By F Mactaggart for Scottish Jazz Space, May 16, 2018.

The sense of excitement is palpable as Scottish Trio HLK arrive briskly on stage at 8pm sharp, and persists undimmed until they take their modest final bows to the thrilled home crowd precisely two hours later. Such exactitude regarding time feels in keeping with a band whose music is predicated upon unrelenting changes particularly in time signature and tempo, a stuttering, gleeful symphony of polyrhythms and harmonic complexity.

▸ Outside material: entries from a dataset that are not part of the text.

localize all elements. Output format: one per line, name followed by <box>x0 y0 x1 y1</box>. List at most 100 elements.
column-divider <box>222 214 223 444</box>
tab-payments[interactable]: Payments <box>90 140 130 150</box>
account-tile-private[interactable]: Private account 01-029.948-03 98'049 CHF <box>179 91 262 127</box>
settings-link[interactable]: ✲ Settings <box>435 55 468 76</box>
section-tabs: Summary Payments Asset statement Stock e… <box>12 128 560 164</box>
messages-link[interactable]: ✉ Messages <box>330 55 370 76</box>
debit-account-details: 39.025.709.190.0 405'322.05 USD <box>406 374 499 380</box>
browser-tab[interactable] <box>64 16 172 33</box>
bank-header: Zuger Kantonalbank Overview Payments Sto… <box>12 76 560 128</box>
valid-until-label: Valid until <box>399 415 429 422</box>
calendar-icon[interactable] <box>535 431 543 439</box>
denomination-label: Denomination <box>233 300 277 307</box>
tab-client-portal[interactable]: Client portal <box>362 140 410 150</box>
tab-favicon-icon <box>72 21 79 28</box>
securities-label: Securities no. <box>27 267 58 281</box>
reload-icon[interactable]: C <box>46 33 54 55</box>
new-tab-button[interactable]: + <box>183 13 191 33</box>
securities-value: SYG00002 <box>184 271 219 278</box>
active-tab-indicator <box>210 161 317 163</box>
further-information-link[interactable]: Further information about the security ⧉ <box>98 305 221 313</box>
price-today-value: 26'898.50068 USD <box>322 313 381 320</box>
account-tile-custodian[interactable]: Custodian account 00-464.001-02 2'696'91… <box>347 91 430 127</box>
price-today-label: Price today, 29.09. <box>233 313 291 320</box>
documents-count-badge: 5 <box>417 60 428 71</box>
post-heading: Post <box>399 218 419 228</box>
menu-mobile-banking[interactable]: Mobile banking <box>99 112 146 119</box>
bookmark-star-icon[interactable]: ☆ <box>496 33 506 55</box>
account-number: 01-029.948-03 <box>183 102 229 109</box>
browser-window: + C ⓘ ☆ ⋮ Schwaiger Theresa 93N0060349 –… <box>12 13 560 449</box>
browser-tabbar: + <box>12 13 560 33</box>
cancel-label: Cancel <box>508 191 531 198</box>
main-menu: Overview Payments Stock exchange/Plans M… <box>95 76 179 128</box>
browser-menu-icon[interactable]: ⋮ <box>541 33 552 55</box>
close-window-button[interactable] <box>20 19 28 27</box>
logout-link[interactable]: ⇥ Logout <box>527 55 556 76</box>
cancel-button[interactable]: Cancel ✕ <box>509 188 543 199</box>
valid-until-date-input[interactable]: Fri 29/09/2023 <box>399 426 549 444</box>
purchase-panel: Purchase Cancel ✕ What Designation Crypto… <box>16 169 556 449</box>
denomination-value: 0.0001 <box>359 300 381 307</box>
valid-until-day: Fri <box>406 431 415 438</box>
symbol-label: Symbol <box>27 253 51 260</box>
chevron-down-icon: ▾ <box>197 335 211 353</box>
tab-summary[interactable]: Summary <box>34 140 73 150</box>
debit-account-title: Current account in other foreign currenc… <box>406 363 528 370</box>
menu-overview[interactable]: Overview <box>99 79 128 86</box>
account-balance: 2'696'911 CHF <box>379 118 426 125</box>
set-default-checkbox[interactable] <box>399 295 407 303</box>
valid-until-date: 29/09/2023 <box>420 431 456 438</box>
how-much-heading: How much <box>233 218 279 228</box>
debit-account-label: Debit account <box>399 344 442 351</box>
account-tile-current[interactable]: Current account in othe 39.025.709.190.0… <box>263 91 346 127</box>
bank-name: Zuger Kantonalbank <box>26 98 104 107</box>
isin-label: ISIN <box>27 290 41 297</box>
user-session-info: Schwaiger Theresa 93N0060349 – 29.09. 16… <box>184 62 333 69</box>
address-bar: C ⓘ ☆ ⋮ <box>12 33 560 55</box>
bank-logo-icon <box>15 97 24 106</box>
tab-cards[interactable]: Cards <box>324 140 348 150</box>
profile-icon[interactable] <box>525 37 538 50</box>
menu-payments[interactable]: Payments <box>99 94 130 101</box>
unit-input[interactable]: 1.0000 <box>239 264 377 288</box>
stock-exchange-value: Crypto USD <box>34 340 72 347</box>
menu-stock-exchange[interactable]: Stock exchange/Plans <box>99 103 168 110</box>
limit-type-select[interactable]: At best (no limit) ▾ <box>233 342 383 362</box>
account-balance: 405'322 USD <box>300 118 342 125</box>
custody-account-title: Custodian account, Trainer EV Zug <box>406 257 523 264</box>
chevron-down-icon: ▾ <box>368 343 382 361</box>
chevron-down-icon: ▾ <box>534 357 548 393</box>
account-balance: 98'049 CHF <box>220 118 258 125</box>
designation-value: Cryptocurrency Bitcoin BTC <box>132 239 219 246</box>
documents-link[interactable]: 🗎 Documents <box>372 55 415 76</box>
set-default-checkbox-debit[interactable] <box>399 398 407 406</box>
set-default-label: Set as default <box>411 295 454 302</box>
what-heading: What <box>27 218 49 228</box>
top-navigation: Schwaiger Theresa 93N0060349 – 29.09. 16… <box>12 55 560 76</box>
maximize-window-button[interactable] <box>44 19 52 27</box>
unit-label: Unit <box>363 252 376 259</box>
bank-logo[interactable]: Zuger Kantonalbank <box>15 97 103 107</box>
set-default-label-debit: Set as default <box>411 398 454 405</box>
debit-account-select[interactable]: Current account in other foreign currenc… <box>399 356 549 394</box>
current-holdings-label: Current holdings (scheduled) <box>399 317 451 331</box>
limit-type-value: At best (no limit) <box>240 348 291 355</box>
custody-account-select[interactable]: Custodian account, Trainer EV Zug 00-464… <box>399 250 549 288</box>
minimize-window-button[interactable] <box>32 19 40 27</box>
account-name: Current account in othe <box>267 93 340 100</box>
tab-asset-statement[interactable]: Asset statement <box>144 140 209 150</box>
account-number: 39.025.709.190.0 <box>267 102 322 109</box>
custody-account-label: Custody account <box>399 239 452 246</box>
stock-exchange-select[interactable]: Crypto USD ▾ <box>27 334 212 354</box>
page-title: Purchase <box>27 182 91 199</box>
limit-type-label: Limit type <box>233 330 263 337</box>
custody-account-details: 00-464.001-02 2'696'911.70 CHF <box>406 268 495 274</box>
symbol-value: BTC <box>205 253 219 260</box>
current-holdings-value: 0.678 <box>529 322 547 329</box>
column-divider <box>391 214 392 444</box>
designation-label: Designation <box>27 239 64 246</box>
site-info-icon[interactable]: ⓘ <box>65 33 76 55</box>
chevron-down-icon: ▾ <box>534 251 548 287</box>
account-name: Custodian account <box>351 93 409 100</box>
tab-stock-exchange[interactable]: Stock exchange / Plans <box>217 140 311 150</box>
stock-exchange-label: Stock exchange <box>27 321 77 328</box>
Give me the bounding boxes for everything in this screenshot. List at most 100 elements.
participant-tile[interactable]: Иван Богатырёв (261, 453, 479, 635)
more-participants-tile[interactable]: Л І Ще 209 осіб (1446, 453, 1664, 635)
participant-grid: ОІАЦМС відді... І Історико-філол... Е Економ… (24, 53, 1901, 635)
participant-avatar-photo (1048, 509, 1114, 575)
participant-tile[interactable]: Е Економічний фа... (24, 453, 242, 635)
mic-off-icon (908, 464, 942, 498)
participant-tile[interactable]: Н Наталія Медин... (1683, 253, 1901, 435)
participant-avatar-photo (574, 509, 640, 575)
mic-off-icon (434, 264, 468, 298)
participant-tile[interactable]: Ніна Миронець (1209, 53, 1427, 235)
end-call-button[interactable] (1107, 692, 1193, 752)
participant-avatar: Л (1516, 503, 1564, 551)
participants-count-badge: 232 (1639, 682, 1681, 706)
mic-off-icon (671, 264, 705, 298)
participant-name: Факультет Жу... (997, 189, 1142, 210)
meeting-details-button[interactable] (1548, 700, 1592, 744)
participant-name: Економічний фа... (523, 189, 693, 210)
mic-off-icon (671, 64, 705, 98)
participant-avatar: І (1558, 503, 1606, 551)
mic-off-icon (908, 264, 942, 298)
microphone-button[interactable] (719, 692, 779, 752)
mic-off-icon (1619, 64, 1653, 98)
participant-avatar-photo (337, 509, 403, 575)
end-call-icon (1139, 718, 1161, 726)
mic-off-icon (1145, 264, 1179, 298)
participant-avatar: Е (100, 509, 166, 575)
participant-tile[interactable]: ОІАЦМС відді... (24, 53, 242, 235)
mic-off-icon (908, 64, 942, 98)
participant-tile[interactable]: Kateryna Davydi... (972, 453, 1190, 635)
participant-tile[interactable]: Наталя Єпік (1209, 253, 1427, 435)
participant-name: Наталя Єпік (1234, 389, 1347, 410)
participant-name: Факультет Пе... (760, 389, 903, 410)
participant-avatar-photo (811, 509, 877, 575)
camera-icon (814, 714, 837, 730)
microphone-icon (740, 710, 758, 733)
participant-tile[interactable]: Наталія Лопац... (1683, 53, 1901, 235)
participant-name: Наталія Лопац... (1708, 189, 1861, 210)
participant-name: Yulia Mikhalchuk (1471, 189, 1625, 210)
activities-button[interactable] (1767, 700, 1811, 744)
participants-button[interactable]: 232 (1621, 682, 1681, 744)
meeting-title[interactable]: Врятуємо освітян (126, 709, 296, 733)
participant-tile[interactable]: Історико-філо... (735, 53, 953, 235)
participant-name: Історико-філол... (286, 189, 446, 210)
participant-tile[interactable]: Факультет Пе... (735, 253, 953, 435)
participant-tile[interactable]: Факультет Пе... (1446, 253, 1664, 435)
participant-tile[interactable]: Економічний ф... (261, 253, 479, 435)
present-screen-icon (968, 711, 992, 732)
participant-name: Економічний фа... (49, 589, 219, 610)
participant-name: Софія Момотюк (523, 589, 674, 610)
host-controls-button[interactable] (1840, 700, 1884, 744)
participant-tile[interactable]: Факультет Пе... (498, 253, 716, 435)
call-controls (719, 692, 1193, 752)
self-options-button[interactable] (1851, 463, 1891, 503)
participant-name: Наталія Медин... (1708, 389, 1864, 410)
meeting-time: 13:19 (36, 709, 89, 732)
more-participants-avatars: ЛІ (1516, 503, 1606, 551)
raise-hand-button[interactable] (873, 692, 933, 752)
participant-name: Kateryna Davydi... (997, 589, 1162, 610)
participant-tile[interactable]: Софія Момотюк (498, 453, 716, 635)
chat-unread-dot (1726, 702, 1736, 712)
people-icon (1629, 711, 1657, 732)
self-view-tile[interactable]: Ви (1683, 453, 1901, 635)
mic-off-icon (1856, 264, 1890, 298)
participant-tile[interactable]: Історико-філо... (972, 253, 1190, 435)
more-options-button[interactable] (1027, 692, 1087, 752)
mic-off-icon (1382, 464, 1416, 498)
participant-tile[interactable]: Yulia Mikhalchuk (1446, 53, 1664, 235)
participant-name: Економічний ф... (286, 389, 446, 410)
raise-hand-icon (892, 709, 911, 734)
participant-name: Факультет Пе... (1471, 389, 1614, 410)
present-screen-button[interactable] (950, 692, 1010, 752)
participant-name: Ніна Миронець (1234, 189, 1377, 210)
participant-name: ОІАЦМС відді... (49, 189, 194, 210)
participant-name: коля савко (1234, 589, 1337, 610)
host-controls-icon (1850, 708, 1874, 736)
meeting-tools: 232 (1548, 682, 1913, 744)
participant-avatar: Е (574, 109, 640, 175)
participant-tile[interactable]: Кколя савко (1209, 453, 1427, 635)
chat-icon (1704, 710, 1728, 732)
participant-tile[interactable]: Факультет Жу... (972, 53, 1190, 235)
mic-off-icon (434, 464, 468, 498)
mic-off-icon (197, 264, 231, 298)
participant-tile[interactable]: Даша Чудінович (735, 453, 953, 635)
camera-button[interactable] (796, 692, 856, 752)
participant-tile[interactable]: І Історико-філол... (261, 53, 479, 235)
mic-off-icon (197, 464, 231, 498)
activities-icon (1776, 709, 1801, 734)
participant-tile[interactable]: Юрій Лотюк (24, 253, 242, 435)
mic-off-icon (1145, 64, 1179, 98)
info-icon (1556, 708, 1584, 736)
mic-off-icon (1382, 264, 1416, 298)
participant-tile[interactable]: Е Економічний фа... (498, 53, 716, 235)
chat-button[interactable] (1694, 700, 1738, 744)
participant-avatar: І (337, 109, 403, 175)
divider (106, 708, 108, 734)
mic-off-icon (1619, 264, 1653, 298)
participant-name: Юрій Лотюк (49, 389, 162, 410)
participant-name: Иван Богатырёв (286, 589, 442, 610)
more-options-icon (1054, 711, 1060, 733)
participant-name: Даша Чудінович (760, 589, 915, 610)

This is the trio’s debut album launch gig in Scotland, the English launch having taken place last March over a three day residency at London’s Ronnie Scott’s. Much of the album, aptly named ‘Standard Time’ issued by Ubuntu Music, is aired tonight. Led by evolved composer and classical pianist Rich Harrold, with widely respected 8- string electric guitarist Ant Law and drumming wizard Rich Kass, the trio are joined tonight by pre-eminent Scottish classical percussionist, Dame Evelyn Glennie. Renowned US jazz alto saxophonist Steve Lehman, the second guest on the album, is not joining the trio on the current tour, yet it is a compliment to a young jazz trio that it can attract collaborators of the stature of Glennie and Lehman.

The gig begins tonight with ‘Twilt’, Trio HLK’s version of the lovely Fields Kern jazz standard, ‘The Way You Look Tonight’. From the outset it is clear that the compositions, penned by Harrold with the drum parts by Kass, would be the stars of the evening. With unrelenting intensity and ever – shifting harmony and especially rhythmicity, the piece starts from a wisp of the jazz standard melody, whereupon almost immediately heads for outer space. Harrold’s deconstructions and reconstructions via lovely, delicate piano melody, with Kass’ complex polyrhythms, juxtapose beautifully with Law’s splendid, harsh barks on guitar. The ever changing dense complexity and energy of the music sets the brain juices flooding, as if there has been an inspired fusion of Bang on a Can with Trio VD (and what could be better than that!)

From the second number onwards Glennie joins in on most pieces, mostly on marimba and vibraphone. Although not essential to the overall sound, her deft command of the mallets and warm personality are as ever appreciated by a welcoming audience, some of whom may have attended tonight expecting to hear Glennie play her customary 4/4 rhythm, but in the company of Trio HLK are seeing her in a whole new light! A bonus following the Interval is Glennie’s solo on halo drum, a type of hang drum, the limited number of pitches available made up for by co-composer Philip Sheppard’s backing tape, the halo’s appealing timbre and Glennie’s swift attack.

 

However the trio’s level of musicianship is equally impressive. Clearly they are no strangers to the art of improvisation, although tonight there is limited time for this. Guitarist Law is well known to UK audiences from his work with the likes of Tim Garland and Ivo Neame, his mesmerizing, high-speed solos such as in HLK’s version of ‘Anthropology’, showing an already highly developed jazz talent, whilst his rock star-style guitar feedback squalls in Harrold’s ‘The Jig’ (based on a gigue from a Bach cello suite) bring grins to many a face.

Meanwhile Edinburgh-based Kass proves beyond doubt that he is a drumming phenomenon, contributing a muscular, almost punk quality, whilst also demonstrating an astonishing accomplishment in thrilling, brain-trashing polyrhythm, his extended solo during one of the few fully original pieces, ‘Dux’, showcasing this. (Kass’ thoughtful arrangement of Gyorgy Ligeti’s ‘Hungarian Rock’ on YouTube is an example of his rather awesome technique.)

As for band leader and composer-pianist Harrold, his gently self-effacing style fits well with the whole, tethering the sound, preventing it from rocketing too far from terra firma and allowing him to direct these most intricate of compositions.

This is a five-star performance of intelligent and unusual music. Whilst Glennie has long been an established name world-wide especially in classical music circles, Trio HLK has an innovative, highly accomplished and genuinely interesting sound which deserves just as wide a public, and which will appeal as much to forward-thinking followers of neo-classical as it will to lovers of questing jazz.